Santa Catarina registrou uma redução de 38,7% no número de fumantes adultos no último ano, acompanhando a tendência nacional de queda do tabagismo. O resultado é atribuído ao fortalecimento de políticas públicas de prevenção, conscientização e tratamento gratuito oferecido pelo Sistema Único de Saúde (SUS).

Neste domingo (31), quando é celebrado o Dia Mundial Sem Tabaco, a Secretaria de Estado da Saúde (SES) reforçou o alerta para um novo desafio: o aumento do uso de cigarros eletrônicos entre adolescentes e jovens.

Com o tema “Desmascarando o apelo: combatendo a dependência de nicotina e tabaco”, a campanha deste ano busca conscientizar sobre os riscos do consumo de produtos derivados do tabaco.

Mais de 7,5 mil pessoas deixaram de fumar em 2025

Segundo dados da SES, mais de 21 mil pessoas procuraram atendimento para cessação do tabagismo em Santa Catarina ao longo de 2025.

Deste total, 17.796 iniciaram tratamento e 7.523 já conseguiram abandonar o cigarro.

Em 2024, foram registrados 14,4 mil atendimentos, com 7,6 mil adesões ao tratamento e 5,4 mil pessoas que conseguiram parar de fumar.

A maior procura pelos serviços ocorreu entre mulheres, com 11.002 atendimentos, enquanto os homens somaram 10.186.

A faixa etária predominante entre os usuários atendidos é de 18 a 60 anos.

“Quem deseja parar de fumar deve procurar a Secretaria de Saúde do seu município e se informar sobre a unidade que oferece o Programa de Controle do Tabagismo pelo SUS”, orienta a enfermeira e coordenadora estadual do programa, Adriana Elias.

Uso de cigarros eletrônicos preocupa especialistas

Apesar da redução do tabagismo convencional, profissionais de saúde demonstram preocupação com o crescimento do consumo de cigarros eletrônicos entre adolescentes.

Um levantamento do Centro de Informação e Assistência Toxicológica de Santa Catarina (CIATox/SC), realizado em escolas públicas de Florianópolis, apontou que 27,4% dos estudantes já experimentaram vapes.

O dado chama atenção porque menos da metade dos entrevistados relatou uso de cigarro tradicional, indicando que muitos jovens iniciam diretamente pelos dispositivos eletrônicos.

Segundo especialistas, fatores como curiosidade, sabores atrativos e influência social estão entre os principais motivos para o aumento do consumo.

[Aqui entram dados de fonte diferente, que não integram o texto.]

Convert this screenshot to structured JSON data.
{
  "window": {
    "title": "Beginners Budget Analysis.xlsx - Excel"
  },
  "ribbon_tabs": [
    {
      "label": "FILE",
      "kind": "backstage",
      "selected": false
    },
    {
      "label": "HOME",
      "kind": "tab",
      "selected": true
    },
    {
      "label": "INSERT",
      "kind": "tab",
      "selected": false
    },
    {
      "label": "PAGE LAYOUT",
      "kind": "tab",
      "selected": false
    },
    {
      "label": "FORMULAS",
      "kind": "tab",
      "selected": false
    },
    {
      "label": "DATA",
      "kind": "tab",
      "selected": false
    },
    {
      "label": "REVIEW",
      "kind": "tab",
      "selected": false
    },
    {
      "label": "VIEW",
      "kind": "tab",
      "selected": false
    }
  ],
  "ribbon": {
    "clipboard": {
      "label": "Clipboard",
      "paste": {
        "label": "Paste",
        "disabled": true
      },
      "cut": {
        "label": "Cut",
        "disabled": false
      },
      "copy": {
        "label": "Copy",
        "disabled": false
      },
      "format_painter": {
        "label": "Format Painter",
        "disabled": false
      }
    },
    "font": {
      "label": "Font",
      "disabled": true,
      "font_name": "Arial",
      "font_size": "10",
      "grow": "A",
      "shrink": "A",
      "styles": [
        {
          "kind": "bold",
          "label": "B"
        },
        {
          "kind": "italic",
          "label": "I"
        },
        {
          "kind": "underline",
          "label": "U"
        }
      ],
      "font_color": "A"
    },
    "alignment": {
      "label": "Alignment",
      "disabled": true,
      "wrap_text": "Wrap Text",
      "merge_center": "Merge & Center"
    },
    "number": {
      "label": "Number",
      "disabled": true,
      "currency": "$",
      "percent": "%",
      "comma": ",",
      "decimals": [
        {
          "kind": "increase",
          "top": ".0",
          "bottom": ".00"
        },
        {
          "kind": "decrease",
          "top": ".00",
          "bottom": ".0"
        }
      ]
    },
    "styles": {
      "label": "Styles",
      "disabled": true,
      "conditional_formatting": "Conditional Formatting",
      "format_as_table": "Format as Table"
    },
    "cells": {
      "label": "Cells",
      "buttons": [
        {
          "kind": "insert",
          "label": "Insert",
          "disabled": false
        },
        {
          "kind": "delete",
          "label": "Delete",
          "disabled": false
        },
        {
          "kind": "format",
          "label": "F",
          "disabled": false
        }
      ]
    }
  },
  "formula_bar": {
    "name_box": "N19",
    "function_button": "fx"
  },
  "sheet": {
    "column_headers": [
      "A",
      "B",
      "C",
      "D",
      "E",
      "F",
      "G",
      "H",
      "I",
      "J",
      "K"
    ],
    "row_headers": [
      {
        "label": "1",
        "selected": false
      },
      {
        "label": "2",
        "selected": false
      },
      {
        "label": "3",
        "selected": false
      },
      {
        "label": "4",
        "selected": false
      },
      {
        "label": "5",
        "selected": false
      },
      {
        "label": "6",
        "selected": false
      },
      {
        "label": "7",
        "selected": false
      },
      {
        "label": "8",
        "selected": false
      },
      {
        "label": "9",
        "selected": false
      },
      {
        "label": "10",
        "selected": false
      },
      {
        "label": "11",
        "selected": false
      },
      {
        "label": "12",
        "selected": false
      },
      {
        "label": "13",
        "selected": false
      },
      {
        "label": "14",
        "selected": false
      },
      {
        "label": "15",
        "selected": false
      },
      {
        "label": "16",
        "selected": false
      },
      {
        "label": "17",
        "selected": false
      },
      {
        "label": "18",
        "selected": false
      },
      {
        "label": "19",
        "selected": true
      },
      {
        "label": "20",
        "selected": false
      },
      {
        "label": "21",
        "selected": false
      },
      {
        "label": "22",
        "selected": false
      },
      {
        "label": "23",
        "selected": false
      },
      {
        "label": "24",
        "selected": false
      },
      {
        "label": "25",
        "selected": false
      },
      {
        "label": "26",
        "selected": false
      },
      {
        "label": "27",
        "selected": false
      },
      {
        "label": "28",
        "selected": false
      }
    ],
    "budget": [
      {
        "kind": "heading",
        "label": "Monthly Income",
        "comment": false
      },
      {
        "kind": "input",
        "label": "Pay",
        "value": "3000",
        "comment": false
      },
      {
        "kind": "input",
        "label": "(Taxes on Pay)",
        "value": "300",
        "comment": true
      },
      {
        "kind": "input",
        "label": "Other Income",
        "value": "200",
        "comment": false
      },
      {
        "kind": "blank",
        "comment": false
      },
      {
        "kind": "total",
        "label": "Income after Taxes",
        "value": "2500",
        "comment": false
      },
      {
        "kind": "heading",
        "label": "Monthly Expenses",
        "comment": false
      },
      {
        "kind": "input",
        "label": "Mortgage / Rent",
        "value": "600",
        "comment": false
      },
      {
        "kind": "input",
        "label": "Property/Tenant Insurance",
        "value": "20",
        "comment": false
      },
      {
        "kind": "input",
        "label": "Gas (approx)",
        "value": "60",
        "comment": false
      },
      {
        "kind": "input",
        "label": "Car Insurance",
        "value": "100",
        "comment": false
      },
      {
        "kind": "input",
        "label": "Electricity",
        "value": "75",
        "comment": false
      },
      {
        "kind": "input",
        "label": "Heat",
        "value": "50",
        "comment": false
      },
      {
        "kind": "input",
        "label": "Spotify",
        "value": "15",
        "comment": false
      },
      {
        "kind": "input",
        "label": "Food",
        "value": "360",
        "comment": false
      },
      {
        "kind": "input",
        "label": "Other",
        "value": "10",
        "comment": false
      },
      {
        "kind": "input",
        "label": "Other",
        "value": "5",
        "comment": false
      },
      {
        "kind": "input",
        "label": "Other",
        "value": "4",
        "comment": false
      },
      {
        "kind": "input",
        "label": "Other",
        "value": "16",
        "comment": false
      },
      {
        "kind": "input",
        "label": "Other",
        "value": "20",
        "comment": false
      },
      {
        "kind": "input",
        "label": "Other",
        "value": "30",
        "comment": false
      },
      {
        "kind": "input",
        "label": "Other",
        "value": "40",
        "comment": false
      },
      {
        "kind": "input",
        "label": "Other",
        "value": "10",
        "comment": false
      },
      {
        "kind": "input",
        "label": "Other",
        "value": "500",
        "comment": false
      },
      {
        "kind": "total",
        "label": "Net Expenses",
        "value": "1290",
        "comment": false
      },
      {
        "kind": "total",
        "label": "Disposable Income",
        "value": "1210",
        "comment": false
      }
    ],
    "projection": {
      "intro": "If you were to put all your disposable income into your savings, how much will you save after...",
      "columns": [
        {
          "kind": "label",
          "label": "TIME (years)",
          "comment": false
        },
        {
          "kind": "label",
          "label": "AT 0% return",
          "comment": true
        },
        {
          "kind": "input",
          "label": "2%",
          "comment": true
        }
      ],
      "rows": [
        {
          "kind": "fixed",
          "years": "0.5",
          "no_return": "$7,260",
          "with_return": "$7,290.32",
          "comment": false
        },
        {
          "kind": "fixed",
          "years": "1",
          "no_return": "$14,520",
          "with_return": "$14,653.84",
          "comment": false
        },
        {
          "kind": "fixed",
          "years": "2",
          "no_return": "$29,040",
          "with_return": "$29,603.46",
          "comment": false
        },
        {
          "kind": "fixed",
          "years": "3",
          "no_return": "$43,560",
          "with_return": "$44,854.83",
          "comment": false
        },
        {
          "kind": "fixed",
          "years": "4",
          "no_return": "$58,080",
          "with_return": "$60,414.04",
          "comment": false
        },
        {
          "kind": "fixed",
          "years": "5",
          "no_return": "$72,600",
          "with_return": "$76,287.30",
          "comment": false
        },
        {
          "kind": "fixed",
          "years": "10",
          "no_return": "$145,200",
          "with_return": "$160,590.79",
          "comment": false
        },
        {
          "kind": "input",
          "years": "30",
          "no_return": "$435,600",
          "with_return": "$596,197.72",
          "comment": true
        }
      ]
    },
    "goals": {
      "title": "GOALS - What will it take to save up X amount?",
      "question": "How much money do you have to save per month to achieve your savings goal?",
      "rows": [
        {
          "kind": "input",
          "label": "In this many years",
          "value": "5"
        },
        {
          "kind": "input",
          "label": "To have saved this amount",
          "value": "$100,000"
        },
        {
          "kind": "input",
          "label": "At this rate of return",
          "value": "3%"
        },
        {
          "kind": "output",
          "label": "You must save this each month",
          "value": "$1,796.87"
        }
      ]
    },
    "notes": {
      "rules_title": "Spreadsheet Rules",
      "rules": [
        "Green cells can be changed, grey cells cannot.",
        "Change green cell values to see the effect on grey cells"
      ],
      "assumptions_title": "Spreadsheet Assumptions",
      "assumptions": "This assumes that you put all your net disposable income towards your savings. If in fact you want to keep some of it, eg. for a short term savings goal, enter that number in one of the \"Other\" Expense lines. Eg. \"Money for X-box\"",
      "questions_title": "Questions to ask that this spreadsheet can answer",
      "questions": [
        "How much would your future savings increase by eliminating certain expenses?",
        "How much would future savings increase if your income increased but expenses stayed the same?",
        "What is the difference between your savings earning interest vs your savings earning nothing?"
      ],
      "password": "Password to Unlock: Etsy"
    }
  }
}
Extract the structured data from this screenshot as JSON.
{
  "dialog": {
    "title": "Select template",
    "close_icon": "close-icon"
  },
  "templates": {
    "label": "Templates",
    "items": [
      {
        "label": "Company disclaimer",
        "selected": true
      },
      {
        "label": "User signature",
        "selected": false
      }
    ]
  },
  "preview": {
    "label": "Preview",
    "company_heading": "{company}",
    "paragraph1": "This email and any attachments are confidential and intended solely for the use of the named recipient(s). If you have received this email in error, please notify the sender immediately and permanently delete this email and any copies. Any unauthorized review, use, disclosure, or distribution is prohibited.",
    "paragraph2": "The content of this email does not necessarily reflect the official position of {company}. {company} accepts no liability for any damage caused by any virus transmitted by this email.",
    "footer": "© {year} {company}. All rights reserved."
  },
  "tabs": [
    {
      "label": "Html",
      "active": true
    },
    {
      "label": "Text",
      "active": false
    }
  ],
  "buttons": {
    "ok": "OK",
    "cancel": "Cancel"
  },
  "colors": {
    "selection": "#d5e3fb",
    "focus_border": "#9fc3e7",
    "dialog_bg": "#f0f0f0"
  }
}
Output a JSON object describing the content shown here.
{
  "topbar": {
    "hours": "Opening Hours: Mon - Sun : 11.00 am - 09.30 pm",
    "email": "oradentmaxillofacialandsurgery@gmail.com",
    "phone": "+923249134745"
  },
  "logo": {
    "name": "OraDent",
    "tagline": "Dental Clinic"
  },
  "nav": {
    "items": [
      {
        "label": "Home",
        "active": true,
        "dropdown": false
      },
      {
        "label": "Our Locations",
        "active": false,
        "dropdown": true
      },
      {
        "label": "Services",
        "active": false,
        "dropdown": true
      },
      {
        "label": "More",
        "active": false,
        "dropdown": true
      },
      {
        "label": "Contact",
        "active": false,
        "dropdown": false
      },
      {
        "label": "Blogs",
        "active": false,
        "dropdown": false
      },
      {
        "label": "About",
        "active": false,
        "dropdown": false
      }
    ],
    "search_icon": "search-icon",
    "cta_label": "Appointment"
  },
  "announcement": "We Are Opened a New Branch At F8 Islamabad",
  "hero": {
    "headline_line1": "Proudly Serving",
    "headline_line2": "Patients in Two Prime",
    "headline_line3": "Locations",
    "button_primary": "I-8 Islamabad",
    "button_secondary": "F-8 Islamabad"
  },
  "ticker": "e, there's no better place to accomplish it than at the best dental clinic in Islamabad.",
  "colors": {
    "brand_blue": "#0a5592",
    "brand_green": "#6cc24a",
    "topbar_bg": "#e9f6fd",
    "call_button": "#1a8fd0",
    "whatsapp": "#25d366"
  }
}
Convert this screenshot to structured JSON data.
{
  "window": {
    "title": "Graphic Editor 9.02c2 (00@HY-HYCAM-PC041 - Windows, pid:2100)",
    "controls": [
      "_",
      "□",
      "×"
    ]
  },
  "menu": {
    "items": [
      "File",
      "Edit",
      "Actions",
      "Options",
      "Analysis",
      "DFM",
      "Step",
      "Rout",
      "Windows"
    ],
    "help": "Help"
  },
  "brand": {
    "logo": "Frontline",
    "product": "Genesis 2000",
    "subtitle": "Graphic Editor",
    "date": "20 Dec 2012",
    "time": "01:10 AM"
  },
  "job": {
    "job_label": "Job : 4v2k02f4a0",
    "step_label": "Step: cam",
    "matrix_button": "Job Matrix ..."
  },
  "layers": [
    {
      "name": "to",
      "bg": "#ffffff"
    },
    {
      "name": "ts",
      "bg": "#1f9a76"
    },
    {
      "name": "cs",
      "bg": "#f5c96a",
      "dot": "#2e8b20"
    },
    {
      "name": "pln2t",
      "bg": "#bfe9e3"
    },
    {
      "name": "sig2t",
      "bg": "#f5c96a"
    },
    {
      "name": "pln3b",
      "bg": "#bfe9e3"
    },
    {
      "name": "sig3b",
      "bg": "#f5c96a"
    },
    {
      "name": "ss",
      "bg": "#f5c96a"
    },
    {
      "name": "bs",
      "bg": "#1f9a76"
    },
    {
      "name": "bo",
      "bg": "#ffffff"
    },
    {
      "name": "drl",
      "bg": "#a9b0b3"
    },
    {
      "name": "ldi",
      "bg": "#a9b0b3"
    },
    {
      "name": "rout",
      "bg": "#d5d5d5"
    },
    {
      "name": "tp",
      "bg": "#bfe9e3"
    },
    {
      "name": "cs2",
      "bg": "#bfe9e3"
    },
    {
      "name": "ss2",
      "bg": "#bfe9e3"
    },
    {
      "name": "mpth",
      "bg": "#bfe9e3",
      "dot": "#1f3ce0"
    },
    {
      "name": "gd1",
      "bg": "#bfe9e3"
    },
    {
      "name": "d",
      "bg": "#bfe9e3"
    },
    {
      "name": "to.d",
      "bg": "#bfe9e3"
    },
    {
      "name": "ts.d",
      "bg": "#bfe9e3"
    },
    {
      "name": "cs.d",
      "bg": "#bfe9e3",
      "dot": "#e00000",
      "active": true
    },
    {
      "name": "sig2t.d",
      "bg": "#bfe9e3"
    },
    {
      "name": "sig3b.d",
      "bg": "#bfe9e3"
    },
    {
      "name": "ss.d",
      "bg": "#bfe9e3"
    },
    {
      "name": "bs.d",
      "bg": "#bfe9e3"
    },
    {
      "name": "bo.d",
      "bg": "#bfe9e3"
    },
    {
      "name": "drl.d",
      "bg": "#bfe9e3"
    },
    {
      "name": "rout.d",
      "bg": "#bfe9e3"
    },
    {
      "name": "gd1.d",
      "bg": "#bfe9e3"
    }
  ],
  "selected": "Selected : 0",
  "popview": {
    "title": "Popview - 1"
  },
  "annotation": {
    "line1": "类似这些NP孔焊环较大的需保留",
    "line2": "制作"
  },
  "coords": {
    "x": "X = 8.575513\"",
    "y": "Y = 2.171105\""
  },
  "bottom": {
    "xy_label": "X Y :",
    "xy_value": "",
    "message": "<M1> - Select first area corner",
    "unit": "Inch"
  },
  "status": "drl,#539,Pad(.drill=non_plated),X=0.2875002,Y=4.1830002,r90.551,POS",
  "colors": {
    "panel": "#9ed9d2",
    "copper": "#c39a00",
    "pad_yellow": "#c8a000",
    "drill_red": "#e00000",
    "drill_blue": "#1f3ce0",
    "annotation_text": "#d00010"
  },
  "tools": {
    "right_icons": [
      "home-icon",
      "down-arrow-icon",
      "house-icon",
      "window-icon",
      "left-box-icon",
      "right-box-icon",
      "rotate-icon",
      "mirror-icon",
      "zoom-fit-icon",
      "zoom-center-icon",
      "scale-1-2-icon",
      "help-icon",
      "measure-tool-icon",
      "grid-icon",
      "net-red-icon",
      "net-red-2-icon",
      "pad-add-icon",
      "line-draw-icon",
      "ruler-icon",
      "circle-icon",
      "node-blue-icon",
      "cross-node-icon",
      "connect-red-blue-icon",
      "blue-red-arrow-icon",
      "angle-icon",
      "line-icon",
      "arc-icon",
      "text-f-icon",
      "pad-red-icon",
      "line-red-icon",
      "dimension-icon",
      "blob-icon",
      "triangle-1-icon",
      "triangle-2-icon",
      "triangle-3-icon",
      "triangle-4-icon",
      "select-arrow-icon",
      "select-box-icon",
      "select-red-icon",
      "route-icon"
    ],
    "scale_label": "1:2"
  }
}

Além disso, estudos já identificaram milhares de substâncias químicas presentes nos cigarros eletrônicos. Em apreensões realizadas em Santa Catarina, também foi constatada presença de anfetamina em alguns dispositivos.

“O tabagismo segue como importante fator de risco para doenças cardiovasculares, respiratórias e vários tipos de câncer. Com o avanço dos cigarros eletrônicos, reforçar ações de prevenção e conscientização é ainda mais urgente”, alerta Adriana Elias.

Tratamento está disponível em grande parte dos municípios

Atualmente, cerca de 84% dos municípios catarinenses oferecem grupos de apoio e tratamento individualizado nas Unidades Básicas de Saúde (UBSs).

Os Centros de Atenção Psicossocial (CAPS) também realizam acompanhamento de pacientes com comorbidades associadas, como ansiedade e depressão.

Segundo a SES, hospitais que aderiram ao Programa Nacional de Controle do Tabagismo também disponibilizam atendimento especializado.

A orientação para quem deseja buscar ajuda é procurar a Secretaria Municipal de Saúde para obter informações sobre os locais de atendimento.